During my childhood days, the Edi festival featured a man who carried a shroud of palm leaves, surrounded by palace chiefs and a joyful crowd that chanted, “take away death, take away sickness” amidst drumming and dancing, with the king paying homage to his subjects. Before emergence of the shroud in the public, first within the palace, it had gone through a process of rituals and rites inside one of the bungalows in the palace, adjacent to a quarter of palace workers and a magnificent hall called Ile Nla, which also serve as a secondary museum, having different types of historical artifacts mounted on the wall for public viewing. After the shroud had emerged from the bungalow, he would go straight to the front of the king’s residence-within the palace, then into the hall and with the king in the procession accompanied by drumming, singing and dancing.
After the congregation and ceremony in the hall, the king and the shroud would be led out into a large playing ground in front of the hall, where the king would be seated under a giant umbrella where he would play host to a very large crowd. The crowd would then be led out of the palace through a gate to the outside playing ground called Enuwa Square in front of the palace, where the king would continue the ceremonial parleying with his subjects; and from there the procession goes to a hilly area- Oke Mogun- about two hundred and fifty meters away from the palace, where final ritual is performed in the open, from where the king would return to the palace and the shroud would be led toward a road that leads out of town , accompanied by a chanting crowd and palace chiefs to a far away forest area from where, I learnt as a child, he would not return until early hours of the following morning, alone without the shroud believed to represent misfortunes like sicknesses, untimely death, and bareness.
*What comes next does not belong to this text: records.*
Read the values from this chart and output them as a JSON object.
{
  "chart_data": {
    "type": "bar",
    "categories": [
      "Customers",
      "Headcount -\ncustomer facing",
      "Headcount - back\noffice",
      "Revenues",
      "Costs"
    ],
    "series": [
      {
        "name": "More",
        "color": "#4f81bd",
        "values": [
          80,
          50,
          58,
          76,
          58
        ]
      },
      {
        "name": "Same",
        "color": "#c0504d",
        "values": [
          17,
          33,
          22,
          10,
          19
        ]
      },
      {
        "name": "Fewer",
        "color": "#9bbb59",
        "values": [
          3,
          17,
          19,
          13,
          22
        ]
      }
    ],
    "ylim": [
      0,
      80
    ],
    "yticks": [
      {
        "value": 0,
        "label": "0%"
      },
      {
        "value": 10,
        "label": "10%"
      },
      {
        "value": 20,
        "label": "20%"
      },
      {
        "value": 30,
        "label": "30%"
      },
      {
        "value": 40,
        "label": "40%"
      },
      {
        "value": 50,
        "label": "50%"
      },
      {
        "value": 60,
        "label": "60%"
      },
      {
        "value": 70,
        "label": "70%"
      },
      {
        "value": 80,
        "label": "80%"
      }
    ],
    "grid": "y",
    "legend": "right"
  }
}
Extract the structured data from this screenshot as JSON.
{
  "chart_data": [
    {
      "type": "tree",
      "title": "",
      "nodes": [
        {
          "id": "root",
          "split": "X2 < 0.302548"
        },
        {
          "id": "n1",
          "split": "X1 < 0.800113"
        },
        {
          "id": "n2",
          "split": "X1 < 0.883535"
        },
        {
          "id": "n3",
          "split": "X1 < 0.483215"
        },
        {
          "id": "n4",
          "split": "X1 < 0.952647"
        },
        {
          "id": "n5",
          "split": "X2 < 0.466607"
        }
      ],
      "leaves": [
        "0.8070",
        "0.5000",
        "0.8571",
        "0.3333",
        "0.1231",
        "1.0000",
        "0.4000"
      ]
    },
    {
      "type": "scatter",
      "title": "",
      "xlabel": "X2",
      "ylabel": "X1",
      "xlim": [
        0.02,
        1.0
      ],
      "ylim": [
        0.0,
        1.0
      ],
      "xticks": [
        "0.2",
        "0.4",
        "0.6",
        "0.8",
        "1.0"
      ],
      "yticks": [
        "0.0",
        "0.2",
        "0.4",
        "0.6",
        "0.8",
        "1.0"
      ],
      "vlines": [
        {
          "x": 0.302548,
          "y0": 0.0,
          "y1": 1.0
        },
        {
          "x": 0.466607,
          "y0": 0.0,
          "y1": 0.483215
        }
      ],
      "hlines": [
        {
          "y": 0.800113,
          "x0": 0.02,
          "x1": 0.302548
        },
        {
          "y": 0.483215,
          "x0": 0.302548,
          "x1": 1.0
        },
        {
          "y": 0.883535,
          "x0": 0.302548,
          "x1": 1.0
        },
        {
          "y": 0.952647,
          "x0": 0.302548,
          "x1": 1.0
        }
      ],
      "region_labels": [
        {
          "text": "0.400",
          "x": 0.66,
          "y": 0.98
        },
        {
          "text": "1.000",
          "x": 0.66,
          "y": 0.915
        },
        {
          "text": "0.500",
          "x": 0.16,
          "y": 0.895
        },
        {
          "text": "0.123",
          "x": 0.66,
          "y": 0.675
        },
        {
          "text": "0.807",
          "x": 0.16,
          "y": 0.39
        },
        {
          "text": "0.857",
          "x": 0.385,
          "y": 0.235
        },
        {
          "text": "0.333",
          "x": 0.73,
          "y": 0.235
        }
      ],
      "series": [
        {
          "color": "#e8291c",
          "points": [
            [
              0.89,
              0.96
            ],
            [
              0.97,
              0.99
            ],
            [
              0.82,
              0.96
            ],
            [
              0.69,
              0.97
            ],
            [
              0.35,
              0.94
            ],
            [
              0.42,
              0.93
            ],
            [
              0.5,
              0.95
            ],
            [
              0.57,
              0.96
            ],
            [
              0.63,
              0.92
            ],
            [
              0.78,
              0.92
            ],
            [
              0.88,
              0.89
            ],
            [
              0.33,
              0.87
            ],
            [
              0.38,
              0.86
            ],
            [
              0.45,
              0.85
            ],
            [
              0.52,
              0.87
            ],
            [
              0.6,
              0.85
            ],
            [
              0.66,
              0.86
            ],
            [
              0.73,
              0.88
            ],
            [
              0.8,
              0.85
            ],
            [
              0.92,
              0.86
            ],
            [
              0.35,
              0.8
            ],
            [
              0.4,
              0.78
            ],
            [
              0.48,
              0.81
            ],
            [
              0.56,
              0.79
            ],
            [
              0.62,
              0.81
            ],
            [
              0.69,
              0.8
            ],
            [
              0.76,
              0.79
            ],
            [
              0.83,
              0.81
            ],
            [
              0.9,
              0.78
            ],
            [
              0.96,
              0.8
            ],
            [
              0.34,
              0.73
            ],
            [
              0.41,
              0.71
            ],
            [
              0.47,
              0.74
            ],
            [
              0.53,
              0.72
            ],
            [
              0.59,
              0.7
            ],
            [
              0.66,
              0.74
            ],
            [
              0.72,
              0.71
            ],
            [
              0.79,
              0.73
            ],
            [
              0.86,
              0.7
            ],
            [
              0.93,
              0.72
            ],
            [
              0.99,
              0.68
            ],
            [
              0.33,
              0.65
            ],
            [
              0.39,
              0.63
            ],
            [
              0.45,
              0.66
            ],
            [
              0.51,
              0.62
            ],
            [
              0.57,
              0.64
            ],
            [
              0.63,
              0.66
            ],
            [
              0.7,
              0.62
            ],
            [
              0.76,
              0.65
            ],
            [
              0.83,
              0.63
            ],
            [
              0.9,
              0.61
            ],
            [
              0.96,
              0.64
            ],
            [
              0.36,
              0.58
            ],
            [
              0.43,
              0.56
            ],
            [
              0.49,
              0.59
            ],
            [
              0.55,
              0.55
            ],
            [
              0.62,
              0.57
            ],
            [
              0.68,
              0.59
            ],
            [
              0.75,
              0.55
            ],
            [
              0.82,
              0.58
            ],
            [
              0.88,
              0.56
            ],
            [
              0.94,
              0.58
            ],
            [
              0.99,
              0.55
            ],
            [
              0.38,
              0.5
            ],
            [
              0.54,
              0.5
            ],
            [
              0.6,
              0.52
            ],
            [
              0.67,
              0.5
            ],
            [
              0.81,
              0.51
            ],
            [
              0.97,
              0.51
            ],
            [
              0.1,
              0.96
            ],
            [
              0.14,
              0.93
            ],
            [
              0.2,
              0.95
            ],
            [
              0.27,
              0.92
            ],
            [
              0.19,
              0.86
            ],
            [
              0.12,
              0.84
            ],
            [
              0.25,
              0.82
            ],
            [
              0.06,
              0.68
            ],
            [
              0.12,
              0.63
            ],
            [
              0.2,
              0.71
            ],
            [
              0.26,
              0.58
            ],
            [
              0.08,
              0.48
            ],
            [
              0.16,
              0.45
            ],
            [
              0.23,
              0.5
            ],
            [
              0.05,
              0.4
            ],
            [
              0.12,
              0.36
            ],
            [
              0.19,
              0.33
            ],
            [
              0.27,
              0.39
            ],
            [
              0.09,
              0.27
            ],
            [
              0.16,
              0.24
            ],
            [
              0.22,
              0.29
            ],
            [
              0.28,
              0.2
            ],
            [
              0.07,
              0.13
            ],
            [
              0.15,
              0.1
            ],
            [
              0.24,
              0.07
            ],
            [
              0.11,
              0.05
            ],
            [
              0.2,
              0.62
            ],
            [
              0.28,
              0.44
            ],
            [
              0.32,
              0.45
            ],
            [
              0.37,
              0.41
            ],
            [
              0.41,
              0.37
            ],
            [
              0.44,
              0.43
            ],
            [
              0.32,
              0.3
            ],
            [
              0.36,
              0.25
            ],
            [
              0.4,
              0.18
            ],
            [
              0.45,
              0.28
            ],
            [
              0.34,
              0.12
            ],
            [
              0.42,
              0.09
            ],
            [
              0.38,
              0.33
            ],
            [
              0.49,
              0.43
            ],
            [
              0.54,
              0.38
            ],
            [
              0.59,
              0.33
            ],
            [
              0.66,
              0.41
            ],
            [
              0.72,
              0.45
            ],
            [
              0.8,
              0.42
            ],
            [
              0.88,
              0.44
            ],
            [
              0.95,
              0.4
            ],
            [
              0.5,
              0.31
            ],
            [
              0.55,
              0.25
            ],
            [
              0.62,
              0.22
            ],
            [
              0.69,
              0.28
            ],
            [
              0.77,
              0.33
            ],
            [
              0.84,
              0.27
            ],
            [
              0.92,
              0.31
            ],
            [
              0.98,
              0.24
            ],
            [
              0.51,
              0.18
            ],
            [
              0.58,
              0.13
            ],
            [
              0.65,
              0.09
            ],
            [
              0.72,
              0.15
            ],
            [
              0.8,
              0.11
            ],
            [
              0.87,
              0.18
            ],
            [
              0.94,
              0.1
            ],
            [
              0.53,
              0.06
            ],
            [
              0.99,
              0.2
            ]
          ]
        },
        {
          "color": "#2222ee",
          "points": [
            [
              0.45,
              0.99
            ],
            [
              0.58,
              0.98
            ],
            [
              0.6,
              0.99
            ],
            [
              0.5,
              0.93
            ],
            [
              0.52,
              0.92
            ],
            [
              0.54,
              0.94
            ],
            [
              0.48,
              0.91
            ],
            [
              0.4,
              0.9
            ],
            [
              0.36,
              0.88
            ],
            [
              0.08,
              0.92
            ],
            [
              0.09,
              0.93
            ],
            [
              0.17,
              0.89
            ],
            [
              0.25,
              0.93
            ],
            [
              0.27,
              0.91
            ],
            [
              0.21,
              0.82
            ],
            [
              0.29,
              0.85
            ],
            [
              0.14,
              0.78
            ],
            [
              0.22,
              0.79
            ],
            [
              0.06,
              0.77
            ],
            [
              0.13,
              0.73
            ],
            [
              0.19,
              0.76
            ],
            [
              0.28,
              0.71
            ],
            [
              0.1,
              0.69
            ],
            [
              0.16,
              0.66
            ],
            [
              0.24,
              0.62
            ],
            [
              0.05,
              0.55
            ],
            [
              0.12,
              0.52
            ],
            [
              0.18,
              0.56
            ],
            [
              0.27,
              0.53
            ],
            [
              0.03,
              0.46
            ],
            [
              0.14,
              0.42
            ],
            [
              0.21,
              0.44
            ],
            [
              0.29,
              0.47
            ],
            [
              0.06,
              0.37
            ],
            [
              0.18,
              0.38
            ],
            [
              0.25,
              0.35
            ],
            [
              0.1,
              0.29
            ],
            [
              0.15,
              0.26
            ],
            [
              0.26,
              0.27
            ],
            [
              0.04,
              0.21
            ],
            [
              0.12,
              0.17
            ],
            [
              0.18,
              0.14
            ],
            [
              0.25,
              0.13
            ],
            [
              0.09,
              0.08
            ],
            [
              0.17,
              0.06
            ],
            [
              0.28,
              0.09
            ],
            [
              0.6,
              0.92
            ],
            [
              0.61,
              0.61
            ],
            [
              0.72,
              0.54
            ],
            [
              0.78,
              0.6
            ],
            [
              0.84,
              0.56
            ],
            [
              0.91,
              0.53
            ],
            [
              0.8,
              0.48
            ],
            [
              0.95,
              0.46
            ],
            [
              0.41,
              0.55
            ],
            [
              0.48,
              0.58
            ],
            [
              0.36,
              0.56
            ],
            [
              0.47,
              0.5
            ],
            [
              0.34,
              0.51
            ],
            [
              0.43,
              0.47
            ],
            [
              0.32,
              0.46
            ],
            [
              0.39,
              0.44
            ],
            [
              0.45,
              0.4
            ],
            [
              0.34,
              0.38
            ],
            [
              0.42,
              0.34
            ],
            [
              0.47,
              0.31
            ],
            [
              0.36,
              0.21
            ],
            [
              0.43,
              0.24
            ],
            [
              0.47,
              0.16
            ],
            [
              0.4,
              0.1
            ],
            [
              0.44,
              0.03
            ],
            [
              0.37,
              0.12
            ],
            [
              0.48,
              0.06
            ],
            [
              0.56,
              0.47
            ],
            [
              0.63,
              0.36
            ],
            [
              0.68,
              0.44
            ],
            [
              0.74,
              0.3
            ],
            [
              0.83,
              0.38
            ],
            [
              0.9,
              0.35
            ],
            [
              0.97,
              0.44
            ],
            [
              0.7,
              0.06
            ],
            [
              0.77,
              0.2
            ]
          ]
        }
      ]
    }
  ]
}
During the Olojo festival, the shroud would be replaced by palace chiefs, dressed in white shorts, upper torso painted in white and brown colors in two halves-horizontally, each holding a small calabash stocked with feathers on one hand and canes on the other. The preparation and emergence followed the same process; in the same bungalow behind the hall. The difference between the two festivals is that, unlike the Edi, the Olojo is a thanksgiving and celebratory festival, when thanks are offered to the creator for his mercy and blessings. The word-Olojo- means the owner of the day and the universe.